Bugfix/issue 37 fix with non ascii

Open ePaul opened this issue 10 years ago • 0 comments

This is a try to fix https://github.com/hjacobs/codevalidator/issues/37.

I guess it needs some more documentation and some tests, but before I do that, I wanted to show what way I did go. (So please don't merge this yet. I also need to add a better commit comment.)

The problem was that some fix functions had dst.write(fixed.decode()) and later fix_file had fd.write(fixed.encode()), which use the system's default encoding, which in my system seems to be ASCII. Also, this way we got possibly multiple decode steps (one for each problem), and if we have after one of the decode steps a Jalopy run or similar, it gets even more unclear what's happening.

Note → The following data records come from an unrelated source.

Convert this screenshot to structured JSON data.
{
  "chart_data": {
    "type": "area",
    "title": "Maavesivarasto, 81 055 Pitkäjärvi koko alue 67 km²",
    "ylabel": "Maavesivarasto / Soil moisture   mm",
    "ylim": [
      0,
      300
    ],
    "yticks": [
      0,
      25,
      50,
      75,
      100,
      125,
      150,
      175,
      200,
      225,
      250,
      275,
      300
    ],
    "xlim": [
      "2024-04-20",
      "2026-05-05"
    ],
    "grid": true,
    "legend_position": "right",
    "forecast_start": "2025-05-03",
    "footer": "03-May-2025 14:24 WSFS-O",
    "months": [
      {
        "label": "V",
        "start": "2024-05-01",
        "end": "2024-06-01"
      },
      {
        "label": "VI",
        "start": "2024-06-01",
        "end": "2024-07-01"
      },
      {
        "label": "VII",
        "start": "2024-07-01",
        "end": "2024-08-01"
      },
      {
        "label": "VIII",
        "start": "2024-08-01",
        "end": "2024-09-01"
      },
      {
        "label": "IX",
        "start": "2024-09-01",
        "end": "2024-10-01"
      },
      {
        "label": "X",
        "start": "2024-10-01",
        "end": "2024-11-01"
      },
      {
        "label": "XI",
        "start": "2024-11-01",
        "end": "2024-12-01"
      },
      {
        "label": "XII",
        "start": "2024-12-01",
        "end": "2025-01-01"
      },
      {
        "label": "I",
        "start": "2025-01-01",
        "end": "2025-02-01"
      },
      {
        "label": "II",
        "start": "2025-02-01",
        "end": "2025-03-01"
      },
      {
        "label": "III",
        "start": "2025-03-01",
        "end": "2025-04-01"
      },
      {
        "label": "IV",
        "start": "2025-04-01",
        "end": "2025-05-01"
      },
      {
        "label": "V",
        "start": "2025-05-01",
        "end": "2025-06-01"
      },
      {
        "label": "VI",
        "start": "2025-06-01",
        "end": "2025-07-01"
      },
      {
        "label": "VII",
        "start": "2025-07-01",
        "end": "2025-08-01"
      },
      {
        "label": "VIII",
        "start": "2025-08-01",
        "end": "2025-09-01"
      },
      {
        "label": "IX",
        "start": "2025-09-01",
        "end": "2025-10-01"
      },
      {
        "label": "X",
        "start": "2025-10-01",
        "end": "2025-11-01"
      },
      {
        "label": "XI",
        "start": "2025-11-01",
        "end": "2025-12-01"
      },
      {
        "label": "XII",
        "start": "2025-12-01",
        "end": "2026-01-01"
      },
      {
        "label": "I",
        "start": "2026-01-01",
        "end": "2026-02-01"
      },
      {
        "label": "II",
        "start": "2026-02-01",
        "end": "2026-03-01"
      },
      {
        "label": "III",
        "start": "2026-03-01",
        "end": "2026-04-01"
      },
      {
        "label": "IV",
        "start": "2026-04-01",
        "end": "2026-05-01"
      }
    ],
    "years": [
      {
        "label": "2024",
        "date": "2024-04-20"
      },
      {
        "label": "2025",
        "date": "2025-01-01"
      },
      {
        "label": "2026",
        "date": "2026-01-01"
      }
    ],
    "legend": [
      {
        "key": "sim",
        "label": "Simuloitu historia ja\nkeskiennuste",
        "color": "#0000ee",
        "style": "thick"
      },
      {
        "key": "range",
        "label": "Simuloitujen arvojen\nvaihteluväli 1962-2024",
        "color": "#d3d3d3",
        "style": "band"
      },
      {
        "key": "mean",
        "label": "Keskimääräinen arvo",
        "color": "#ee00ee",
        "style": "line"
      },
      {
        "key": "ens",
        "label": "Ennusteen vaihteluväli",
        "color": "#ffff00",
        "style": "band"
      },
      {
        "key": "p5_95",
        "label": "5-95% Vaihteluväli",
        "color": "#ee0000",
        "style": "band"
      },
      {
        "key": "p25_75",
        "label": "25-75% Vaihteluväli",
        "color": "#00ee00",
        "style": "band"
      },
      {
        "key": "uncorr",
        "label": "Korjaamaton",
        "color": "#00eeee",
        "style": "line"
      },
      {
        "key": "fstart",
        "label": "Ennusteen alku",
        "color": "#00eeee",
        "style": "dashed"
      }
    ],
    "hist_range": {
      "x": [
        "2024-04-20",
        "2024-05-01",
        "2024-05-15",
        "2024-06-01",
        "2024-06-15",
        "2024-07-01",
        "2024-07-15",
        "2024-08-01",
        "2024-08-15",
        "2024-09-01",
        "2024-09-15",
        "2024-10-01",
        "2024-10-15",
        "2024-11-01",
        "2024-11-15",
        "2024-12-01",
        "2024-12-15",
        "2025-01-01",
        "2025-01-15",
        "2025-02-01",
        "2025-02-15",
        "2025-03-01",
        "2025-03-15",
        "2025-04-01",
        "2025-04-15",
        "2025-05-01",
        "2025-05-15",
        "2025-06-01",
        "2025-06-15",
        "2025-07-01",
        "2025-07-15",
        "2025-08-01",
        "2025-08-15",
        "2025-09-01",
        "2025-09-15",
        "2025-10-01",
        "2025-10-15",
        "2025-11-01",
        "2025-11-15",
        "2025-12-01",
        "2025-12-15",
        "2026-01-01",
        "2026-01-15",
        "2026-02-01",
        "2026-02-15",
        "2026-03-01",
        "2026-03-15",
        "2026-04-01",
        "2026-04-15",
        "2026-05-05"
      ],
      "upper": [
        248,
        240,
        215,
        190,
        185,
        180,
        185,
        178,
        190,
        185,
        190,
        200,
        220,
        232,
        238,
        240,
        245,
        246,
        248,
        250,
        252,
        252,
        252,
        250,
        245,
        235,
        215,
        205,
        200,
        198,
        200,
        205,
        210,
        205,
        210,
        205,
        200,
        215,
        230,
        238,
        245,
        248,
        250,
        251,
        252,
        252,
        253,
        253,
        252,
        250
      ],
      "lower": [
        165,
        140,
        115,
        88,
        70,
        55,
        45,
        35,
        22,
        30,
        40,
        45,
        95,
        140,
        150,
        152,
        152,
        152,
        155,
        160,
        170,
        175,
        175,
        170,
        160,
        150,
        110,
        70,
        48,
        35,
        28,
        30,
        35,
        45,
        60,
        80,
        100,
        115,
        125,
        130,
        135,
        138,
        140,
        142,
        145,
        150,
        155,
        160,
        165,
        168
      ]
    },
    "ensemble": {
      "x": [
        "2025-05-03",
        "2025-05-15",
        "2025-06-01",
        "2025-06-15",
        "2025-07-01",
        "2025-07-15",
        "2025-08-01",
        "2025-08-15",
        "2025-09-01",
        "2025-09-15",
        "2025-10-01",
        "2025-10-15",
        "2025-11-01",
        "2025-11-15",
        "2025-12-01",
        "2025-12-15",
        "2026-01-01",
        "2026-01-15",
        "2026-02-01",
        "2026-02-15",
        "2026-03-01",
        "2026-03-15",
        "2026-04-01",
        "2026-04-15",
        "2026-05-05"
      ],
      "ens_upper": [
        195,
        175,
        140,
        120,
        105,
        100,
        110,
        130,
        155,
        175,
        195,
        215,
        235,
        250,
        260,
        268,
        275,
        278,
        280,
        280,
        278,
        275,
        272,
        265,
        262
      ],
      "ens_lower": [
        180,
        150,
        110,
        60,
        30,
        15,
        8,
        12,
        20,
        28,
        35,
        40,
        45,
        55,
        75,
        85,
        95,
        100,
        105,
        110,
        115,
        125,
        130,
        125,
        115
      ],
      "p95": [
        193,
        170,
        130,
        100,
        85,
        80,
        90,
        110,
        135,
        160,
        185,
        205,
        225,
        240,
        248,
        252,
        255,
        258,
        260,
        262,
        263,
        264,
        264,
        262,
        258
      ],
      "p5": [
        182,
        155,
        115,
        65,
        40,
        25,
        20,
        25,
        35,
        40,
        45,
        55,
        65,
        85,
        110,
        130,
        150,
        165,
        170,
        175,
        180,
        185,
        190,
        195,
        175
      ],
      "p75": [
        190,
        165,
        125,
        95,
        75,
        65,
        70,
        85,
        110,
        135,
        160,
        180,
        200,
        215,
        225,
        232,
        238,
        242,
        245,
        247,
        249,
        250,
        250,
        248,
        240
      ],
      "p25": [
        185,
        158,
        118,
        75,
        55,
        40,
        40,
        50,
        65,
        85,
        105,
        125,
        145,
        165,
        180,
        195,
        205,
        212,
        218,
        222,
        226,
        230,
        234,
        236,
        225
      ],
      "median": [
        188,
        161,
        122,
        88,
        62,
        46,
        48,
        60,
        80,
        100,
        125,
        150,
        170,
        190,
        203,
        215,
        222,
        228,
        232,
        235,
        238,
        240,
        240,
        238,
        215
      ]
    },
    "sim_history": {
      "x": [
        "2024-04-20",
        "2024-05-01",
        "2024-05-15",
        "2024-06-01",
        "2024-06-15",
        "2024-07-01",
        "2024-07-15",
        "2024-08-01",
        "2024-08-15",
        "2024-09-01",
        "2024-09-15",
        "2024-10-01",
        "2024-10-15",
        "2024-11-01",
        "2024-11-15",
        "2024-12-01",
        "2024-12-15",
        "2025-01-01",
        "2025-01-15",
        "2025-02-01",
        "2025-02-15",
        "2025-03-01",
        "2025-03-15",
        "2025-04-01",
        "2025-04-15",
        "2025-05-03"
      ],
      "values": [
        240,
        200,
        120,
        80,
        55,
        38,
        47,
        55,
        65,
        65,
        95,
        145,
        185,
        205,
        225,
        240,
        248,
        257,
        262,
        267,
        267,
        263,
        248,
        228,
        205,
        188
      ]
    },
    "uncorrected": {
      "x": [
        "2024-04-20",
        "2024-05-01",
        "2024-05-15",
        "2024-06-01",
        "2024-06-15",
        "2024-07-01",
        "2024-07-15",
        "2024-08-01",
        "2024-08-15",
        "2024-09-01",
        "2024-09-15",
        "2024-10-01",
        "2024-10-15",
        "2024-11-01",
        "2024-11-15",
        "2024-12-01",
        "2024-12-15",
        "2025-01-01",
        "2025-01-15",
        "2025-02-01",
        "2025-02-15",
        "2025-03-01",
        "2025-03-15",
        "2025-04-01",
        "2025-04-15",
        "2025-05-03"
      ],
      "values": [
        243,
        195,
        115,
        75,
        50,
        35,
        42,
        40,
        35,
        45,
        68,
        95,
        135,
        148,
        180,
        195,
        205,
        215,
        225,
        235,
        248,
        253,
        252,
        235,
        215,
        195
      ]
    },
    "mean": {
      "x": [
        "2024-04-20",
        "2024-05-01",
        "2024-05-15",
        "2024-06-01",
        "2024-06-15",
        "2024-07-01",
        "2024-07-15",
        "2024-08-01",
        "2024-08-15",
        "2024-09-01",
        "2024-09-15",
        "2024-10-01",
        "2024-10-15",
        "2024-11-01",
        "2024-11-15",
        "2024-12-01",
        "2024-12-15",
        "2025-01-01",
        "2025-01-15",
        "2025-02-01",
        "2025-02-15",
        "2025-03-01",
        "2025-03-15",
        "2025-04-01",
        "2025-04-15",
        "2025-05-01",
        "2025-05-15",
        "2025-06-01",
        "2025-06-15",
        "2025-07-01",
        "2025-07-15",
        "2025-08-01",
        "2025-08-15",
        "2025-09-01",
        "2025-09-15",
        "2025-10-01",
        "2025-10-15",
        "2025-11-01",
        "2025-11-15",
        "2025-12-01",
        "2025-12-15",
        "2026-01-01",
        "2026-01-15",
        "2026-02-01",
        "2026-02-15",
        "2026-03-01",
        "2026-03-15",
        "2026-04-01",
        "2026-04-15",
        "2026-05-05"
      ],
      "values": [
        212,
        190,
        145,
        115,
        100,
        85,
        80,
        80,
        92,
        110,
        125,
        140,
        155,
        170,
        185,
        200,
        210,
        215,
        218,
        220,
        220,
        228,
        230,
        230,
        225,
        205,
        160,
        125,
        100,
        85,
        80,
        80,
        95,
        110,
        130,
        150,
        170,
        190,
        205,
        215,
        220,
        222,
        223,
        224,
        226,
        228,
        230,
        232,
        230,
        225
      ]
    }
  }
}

Basically the idea of my fix is that for each file-type, there is one rule which indicates the encoding. It is named after one of the encodings supported by the codecs package. (In the default configuration, this is just utf-8 (for most file types) and ascii (for .properties), there should be some test-cases for latin-1/iso-8859-1, at least, too.) (The function get_encoding_rule(rules) simply iterates over the rule names and passes each one to codecs.lookup, until one of them is successful. For this reason I needed to reorder the rules for the *.properties entry in the default config.)

That encoding is then (other than for the check that one actually can decode the file using this encoding) used for those fix functions which actually work on the content of the file by themselves and don't just call external programs (like Jalopy, pythontidy, etc.). For those methods (for now just _fix_notabs, _fix_nocr and _fix_notrailingws) I invented a decorator @needs_unicode, which wraps the function call into codecs.EncodedFile.

I needed to store the used encoding in a global dict ENCODING_BY_FILE, analogously to the VALIDATION_ERRORS list – please propose a better way to do this, if this is not the way to go.

I noted that for the added functionality it would be useful to have some automated tests (i.e. a bundle of config file, command line arguments, input file and expected output/expected fixed file). Is there some standard python way of doing this?

Aug 02 '15 20:08 ePaul